Life is often measured in terms of months, decades, and years. For the young soldier facing combat on foreign shores life can be defined.... and lost....in fleeting seconds. In one moment of horror a bond was born between Jaime Pacheco and I in Vietnam, a bond that would impact my life forever. In yet another fleeting second, Jaime lost his life.

This booklet was written six months after Jaime was killed in Vietnam. I never really intended it for publication and perhaps thought of it more as a personal diary or journal. The single copy I made in 1973 remained archived for 25 years with my black beret, Jaime's letters, the letter from our Ranger Executive Officer detailing Jaime's death, and a letter from Jaime's wife (written to me a month after Jaime died.) Through the years and several moves, all of my photos and other physical memorabilia from two tours in Vietnam were lost. Only the aforementioned survived the quarter century.

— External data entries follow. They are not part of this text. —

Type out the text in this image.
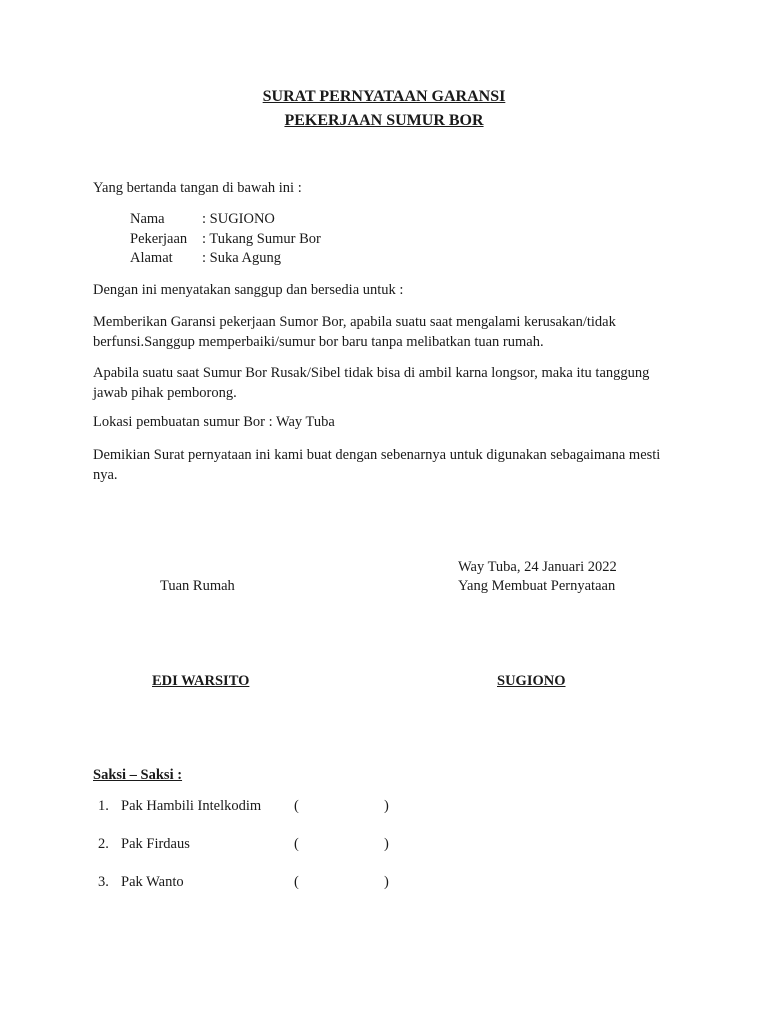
SURAT PERNYATAAN GARANSI
PEKERJAAN SUMUR BOR
Yang bertanda tangan di bawah ini :
Nama	: SUGIONO
Pekerjaan : Tukang Sumur Bor
Alamat : Suka Agung
Dengan ini menyatakan sanggup dan bersedia untuk :
Memberikan Garansi pekerjaan Sumor Bor, apabila suatu saat mengalami kerusakan/tidak berfunsi.Sanggup memperbaiki/sumur bor baru tanpa melibatkan tuan rumah.
Apabila suatu saat Sumur Bor Rusak/Sibel tidak bisa di ambil karna longsor, maka itu tanggung jawab pihak pemborong.
Lokasi pembuatan sumur Bor : Way Tuba
Demikian Surat pernyataan ini kami buat dengan sebenarnya untuk digunakan sebagaimana mesti nya.
Way Tuba, 24 Januari 2022
Tuan Rumah	Yang Membuat Pernyataan
EDI WARSITO	SUGIONO
Saksi – Saksi :
1. Pak Hambili Intelkodim (	)
2. Pak Firdaus	(	)
3. Pak Wanto	(	)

Of all the photos, copies of news stories I had written, and other personal memorabilia; the one I lamented the loss of most was a picture taken of Jaime and me shortly after the mission referred to in this booklet. But through the years I found I did not need a photograph to keep Jaime constantly in memory. As an active public speaker much involved in veteran's programs, I talked of Jaime often. And throughout the years there was seldom a night that I did not wonder where Michael Pacheco, the boy who was only 18 months old when his father was killed, was. My four children knew both Michael and Jaime by name, though they had never met. My reoccurring dream was that one day I would visit Jaime's grave in Hobbs, New Mexico; and while standing there would finally meet his family.

Of the millions of photographs in the historical files of the First Cavalry Division, the fact that the picture of Jaime and me that meant so much would one day be "randomly" chosen and published on the cover of the 1997 Cav calendar, is beyond coincidence. I should not have been surprised, for it seems God has interwoven Jaime's and my life from the moment we first met. With the publication of the calendar, I felt a renewed urgency to find Jaime's family and share the calendar with them.

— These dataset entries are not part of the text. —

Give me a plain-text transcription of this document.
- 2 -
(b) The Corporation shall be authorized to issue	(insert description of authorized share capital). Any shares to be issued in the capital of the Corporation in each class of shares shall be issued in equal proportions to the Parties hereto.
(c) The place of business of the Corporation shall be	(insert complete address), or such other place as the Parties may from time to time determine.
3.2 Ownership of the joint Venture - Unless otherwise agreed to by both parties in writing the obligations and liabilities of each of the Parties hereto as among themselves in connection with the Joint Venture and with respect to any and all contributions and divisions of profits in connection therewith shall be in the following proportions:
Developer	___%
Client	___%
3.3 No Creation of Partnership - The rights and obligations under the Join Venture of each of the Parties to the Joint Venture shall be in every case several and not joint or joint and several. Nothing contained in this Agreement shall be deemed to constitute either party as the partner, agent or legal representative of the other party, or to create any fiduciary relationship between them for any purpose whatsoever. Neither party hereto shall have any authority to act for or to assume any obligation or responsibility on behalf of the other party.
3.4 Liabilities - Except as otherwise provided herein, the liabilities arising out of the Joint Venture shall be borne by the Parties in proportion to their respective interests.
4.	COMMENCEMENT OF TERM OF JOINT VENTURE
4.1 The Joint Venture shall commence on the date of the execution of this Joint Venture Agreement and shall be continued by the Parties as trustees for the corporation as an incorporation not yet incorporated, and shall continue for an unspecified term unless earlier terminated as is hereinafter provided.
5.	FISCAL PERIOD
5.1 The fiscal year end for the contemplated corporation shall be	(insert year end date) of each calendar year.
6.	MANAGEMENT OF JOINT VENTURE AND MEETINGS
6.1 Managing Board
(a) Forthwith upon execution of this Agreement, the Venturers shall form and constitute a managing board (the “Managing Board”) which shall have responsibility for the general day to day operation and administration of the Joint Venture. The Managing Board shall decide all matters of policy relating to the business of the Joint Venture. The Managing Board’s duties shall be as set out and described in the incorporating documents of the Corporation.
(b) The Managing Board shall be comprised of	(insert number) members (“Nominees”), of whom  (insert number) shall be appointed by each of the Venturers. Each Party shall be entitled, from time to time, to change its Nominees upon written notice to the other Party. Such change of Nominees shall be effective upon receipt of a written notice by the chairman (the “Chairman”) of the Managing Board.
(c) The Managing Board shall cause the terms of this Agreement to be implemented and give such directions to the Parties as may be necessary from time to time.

On January 20, 1998, a year after the calendar was published, I received a long distance call from Texas from a young lady identifying herself as Lenay Pacheco, Michael Pacheco's wife. After all the years, all the wrong phone calls and lost letters, thanks to the staff at Angel Fire, New Mexico, Jaime's son and I would finally meet.

The phone conversation that evening was long and emotional, but a dream come true. Michael asked, "What can you tell me about my father?" For the first time in more than 20 years I pulled this booklet from my files and reread it. When I finished I felt that it said more about Jaime and who he was than anything I could say over the phone. That same evening I faxed a copy to Michael. The following day, after making photocopies for myself, I sent him the originals of Jaime's letters, written in his father's own hand twenty-five years before.

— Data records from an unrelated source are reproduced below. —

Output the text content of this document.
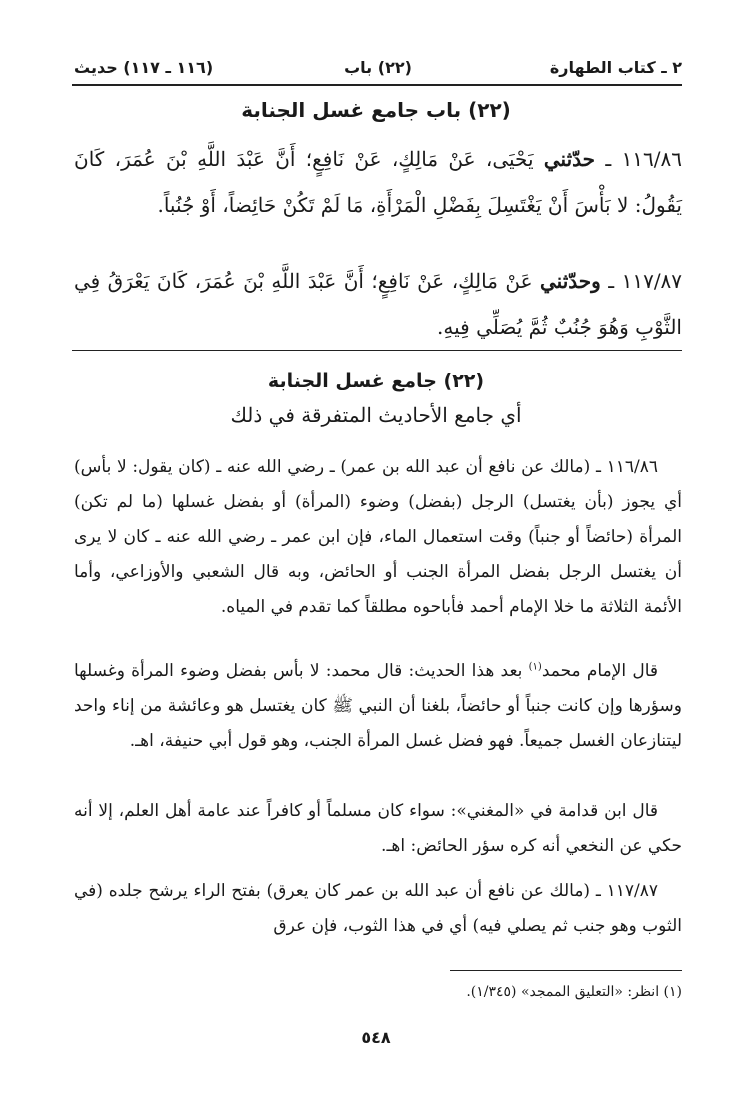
٢ ـ كتاب الطهارة
(٢٢) باب
(١١٦ ـ ١١٧) حديث
(٢٢) باب جامع غسل الجنابة
١١٦/٨٦ ـ حدّثني يَحْيَى، عَنْ مَالِكٍ، عَنْ نَافِعٍ؛ أَنَّ عَبْدَ اللَّهِ بْنَ عُمَرَ، كَانَ يَقُولُ: لا بَأْسَ أَنْ يَغْتَسِلَ بِفَضْلِ الْمَرْأَةِ، مَا لَمْ تَكُنْ حَائِضاً، أَوْ جُنُباً.
١١٧/٨٧ ـ وحدّثني عَنْ مَالِكٍ، عَنْ نَافِعٍ؛ أَنَّ عَبْدَ اللَّهِ بْنَ عُمَرَ، كَانَ يَعْرَقُ فِي الثَّوْبِ وَهُوَ جُنُبٌ ثُمَّ يُصَلِّي فِيهِ.
(٢٢) جامع غسل الجنابة
أي جامع الأحاديث المتفرقة في ذلك
١١٦/٨٦ ـ (مالك عن نافع أن عبد الله بن عمر) ـ رضي الله عنه ـ (كان يقول: لا بأس) أي يجوز (بأن يغتسل) الرجل (بفضل) وضوء (المرأة) أو بفضل غسلها (ما لم تكن) المرأة (حائضاً أو جنباً) وقت استعمال الماء، فإن ابن عمر ـ رضي الله عنه ـ كان لا يرى أن يغتسل الرجل بفضل المرأة الجنب أو الحائض، وبه قال الشعبي والأوزاعي، وأما الأئمة الثلاثة ما خلا الإمام أحمد فأباحوه مطلقاً كما تقدم في المياه.
قال الإمام محمد$^{(١)}$ بعد هذا الحديث: قال محمد: لا بأس بفضل وضوء المرأة وغسلها وسؤرها وإن كانت جنباً أو حائضاً، بلغنا أن النبي ﷺ كان يغتسل هو وعائشة من إناء واحد ليتنازعان الغسل جميعاً. فهو فضل غسل المرأة الجنب، وهو قول أبي حنيفة، اهـ.
قال ابن قدامة في «المغني»: سواء كان مسلماً أو كافراً عند عامة أهل العلم، إلا أنه حكي عن النخعي أنه كره سؤر الحائض: اهـ.
١١٧/٨٧ ـ (مالك عن نافع أن عبد الله بن عمر كان يعرق) بفتح الراء يرشح جلده (في الثوب وهو جنب ثم يصلي فيه) أي في هذا الثوب، فإن عرق
(١) انظر: «التعليق الممجد» (١/٣٤٥).
٥٤٨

Within a month I was contacted by one of Jaime's sisters, and shortly thereafter spoke with Jaime's mother. I shared with them copies of the calendar, and Michael shared with them copies of my fax to him containing this story. At their request I am sharing it herein. Almost without exception, it is word-for-word as I wrote it months after Jaime's death.

As I speak and visit with veterans groups around the country, I am constantly amazed at how the friendships forged in battle so often become lifetime associations. The friendship Jaime and I shared was not only forged in battle, it was nurtured by God. Though Jaime is gone, the impact of his life on mine has survived not only the test of time, but his own death. In many ways when I speak, write, or serve our Nation in any capacity; I like to believe that a part of Jaime Pacheco lives on in me.

C. Douglas Sterner
21 May 1998

FOOTNOTE TO PREFACE:

On Memorial Day, 25 May 1998... 26 years to the day after Jaime's death...I met Jaime's family. As Michael and I went through his father's personal effects, he handed me a box containing a Bible. As I held it in my hands for the first time in 26 years, I opened it and read the inscription: "To Jaime Pacheco, From Doug Sterner, 15 March 1972." That same Memorial Day, wearing the original beret presented to me on behalf of Ranger Team 75 by my closest friend, I held Jaime's mother in my arms as she introduced me as her "oldest son". At the close of Memorial Day Services in Angel Fire, NM I was overwhelmed by emotion as I watched my 21 year old daughter join hands with the 28 year old son of Jaime Pacheco on the platform of the Vietnam Memorial to sing "God Bless America".

Today my best friend's son calls me "dad", and though I know I can never replace the father he lost, I have made the commitment to become the father he found. Somewhere above I believe Jaime is looking down at me with a smile on his face and saying, "Doug, you were a true friend." GOD IS GOOD!